If you’ve never worked with data, you might think that finding an open data set available through a trusted city provider would be the end of your journey.
And then, you’d open the data set, try to use it in your favorite visualization tool, and realize you had a long way to go.
No matter how careful and mindful a provider might be – some are, and some surely aren’t – there’s a distance between “entering things in a spreadsheet” and “getting a software to understand those things.” The length of that distance is called data cleaning, data scrubbing, data munging, data massaging. It all means: transforming the provided base data into a readable format for computers. A format that humans are often unlikely to provide.
This is not uncommon – in fact, it’s SO common that many data experts estimate 50-80% of a project’s time will be spent cleaning up your source data. With the project below, it was about 66%. It’s great to be on track!
For The Participatory Budgeting Project, I saw a real opportunity in the project data that was collected.

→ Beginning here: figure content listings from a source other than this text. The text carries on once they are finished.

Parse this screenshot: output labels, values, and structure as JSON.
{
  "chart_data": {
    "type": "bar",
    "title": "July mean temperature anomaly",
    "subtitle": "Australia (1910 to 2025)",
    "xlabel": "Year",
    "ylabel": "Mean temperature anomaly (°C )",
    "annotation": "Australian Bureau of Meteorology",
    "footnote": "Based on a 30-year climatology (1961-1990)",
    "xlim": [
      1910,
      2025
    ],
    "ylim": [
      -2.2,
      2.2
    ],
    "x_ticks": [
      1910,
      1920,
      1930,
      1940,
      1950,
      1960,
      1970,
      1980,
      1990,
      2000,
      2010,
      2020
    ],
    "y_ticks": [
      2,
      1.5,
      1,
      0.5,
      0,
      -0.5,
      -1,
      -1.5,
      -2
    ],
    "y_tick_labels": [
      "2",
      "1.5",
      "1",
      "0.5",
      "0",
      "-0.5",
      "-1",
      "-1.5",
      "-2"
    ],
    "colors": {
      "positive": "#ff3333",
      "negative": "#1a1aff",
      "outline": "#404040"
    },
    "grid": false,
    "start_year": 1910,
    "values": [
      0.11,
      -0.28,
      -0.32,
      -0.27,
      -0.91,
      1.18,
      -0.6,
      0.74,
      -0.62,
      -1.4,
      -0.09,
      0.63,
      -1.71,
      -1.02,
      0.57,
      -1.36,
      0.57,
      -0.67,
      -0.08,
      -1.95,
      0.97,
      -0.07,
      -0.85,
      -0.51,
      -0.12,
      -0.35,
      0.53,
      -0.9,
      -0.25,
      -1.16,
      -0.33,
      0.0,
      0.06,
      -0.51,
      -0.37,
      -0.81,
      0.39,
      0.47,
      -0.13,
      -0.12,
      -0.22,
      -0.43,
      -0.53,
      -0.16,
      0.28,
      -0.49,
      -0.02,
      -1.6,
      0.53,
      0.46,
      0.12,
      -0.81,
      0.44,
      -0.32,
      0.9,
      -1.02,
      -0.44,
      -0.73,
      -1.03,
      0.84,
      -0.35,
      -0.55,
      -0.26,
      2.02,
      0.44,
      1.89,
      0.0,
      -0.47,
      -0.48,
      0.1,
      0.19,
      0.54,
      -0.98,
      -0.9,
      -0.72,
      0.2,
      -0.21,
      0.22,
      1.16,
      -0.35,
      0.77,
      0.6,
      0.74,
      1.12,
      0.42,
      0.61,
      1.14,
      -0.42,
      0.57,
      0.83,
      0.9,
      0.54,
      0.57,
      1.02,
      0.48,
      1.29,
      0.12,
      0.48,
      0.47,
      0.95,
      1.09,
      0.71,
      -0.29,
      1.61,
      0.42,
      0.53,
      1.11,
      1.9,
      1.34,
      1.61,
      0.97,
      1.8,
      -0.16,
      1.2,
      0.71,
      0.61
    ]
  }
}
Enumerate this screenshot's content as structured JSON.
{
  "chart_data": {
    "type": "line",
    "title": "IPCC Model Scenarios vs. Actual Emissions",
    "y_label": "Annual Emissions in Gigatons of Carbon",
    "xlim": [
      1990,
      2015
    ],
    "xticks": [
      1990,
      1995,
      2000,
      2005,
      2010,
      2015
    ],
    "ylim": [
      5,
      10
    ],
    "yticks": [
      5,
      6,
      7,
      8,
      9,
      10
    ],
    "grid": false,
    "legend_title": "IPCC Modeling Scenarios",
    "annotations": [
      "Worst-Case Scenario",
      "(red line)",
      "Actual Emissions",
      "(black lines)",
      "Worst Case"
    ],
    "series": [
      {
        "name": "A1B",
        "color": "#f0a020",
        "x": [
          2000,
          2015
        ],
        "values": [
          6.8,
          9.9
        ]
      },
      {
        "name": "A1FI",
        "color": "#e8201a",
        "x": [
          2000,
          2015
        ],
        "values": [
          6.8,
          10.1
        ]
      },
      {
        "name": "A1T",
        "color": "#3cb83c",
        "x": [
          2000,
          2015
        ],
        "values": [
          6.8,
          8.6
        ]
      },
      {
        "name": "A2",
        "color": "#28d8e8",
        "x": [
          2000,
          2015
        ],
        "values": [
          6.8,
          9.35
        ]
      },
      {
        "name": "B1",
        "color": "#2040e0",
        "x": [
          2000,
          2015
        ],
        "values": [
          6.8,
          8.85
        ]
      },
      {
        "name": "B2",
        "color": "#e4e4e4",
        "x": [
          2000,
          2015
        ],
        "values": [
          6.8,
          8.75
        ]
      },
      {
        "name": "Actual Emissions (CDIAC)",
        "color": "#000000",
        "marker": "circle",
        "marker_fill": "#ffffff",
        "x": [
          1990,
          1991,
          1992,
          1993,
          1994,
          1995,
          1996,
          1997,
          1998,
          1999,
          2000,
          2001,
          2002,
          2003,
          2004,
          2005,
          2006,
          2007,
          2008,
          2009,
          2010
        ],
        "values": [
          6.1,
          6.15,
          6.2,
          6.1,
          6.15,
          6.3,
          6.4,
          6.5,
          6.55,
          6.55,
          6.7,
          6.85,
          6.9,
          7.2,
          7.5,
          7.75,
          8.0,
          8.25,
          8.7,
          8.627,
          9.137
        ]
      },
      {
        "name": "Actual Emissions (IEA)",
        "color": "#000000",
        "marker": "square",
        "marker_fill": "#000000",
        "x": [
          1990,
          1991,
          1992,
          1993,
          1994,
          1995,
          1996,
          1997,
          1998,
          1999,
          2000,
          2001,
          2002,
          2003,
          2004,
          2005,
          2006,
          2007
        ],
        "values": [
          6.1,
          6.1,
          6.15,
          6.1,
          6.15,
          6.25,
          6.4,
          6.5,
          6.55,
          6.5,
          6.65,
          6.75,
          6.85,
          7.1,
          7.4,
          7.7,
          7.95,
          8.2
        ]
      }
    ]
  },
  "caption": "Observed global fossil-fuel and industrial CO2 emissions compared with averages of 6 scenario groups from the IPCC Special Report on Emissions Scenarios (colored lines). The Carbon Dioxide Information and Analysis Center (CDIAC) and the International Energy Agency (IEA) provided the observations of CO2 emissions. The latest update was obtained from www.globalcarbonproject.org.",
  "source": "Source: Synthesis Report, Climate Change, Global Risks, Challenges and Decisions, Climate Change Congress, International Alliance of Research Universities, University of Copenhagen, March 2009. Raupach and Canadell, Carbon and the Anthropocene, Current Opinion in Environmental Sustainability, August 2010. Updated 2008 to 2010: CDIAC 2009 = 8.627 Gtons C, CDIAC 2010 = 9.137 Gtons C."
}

It was anonymous from the start, paid for by city money, and came from direct input from residents on things they’d like to see in their neighborhood. Rather than go Highlander and scrape together our own internal set of the data from internal records, we wanted to see this data be public, as it’s the right thing. Because New York City has an Open Data law in place, in the Spring of 2017 we were able to support the City Council Staff who worked hard to get the set together and over to the good people at MODA, who loaded the set onto NYC’s Open Data Portal. From there, we reasoned we’d get the data in a format that would be more transferable and shareable.
We were half right. It’s better, in my estimation, to use a set of data that’s already shared for the following reasons:
- It’s authenticated: We should be able to trust that the public institutions sharing public data are sharing correct, current content.
- It’s standardized: We’re all looking at the same numbers, outcomes, and information.
- It’s mechanized: If desired, you can pipe it in using an API rather than old-fashioned downloading.
The trouble came in the need for cleaning. The set of data that was available tucked several projects into one row many times, had no geolocation, and had non-standardized addresses (“Corner of Cortelyou and E18th” anyone?).
With the good help of an intern, we broke out each project individually, standardized the categories and addresses, and loaded the content into an instance of CARTO in which we were able to customize design.
Here’s a snapshot of the map we created, click it to visit the live map:
The next steps for this project are exciting – having created a standardized data model for civic project input gathered from participatory budgeting (PB), I’m working to expand the reach of the model by submitting data sets to other cities where PB takes place.
Further, the Participatory Budgeting Project received a grant to expand greatly on this project, and after getting to hire a new team member for it, I’m excited to say that a mobile-optimized project tracker is currently being built!